Seed shopping in Denver, the old-fashioned way - Brief Article
Colleen Smith* At Rocky Mountain Seed Company in Denver's Lower Downtown, you can shop for seeds the way your grandparents might have. Kenneth A. Vetting is the third-generation owner of the family business founded by his grandfather F.C. Vetting. Established in 1920, the firm is quartered in a building that dates from the early 1900s. In the retail shop, antique wood cabinets lining the walls hold a plethora of seeds. Employees still use metal scoops to dip into bins of bulk seed. Seeds are then weighed on a 1930s scale. You can buy seeds by the pound, ounce, or packet.

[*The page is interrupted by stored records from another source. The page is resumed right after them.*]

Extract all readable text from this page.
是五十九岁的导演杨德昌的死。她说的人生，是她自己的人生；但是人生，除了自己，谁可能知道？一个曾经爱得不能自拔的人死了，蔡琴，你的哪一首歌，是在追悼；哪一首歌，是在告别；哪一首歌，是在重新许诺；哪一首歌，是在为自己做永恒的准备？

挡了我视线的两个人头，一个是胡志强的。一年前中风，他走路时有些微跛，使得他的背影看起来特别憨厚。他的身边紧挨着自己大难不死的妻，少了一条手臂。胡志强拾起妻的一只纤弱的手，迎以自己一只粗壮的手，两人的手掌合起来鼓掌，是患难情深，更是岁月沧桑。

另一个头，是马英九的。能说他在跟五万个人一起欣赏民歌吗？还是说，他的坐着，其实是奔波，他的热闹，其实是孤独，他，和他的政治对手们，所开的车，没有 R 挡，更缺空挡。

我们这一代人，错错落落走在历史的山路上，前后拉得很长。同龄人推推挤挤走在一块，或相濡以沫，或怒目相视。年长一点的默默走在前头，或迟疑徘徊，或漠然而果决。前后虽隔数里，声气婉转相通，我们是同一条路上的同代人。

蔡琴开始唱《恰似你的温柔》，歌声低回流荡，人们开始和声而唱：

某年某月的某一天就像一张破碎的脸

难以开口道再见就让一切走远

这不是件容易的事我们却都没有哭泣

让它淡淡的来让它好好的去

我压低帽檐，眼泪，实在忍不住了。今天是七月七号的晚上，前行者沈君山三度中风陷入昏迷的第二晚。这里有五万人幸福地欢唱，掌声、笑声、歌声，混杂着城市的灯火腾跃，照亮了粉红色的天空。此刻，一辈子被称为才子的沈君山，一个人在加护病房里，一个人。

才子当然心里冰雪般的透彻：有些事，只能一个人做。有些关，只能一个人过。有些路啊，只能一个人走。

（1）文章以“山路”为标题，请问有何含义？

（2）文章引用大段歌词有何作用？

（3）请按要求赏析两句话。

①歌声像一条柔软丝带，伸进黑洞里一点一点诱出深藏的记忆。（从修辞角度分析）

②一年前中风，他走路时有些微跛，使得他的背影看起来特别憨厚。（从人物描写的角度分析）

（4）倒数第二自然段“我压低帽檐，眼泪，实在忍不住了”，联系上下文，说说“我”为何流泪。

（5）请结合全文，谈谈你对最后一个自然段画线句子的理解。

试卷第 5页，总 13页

Through its retail shop and mail-order catalog, the firm carries seeds of such heirloom vegetables as 'Early Golden Bantam' sweet corn (1902), as well as modern varieties of green beans, hybrid sweet corn, squash (nearly 60 varieties), peppers (50 varieties), and tomatoes (40 varieties). They also sell seeds of culinary herbs, wildflowers, and turf grasses. In fall, the shop stocks a large selection of spring-blooming bulbs.
Rocky Mountain Seed Company, at 1325 15th Street, is open from 8 to 5 Monday through Friday until 11:30 A.M. Saturday The catalog costs $2.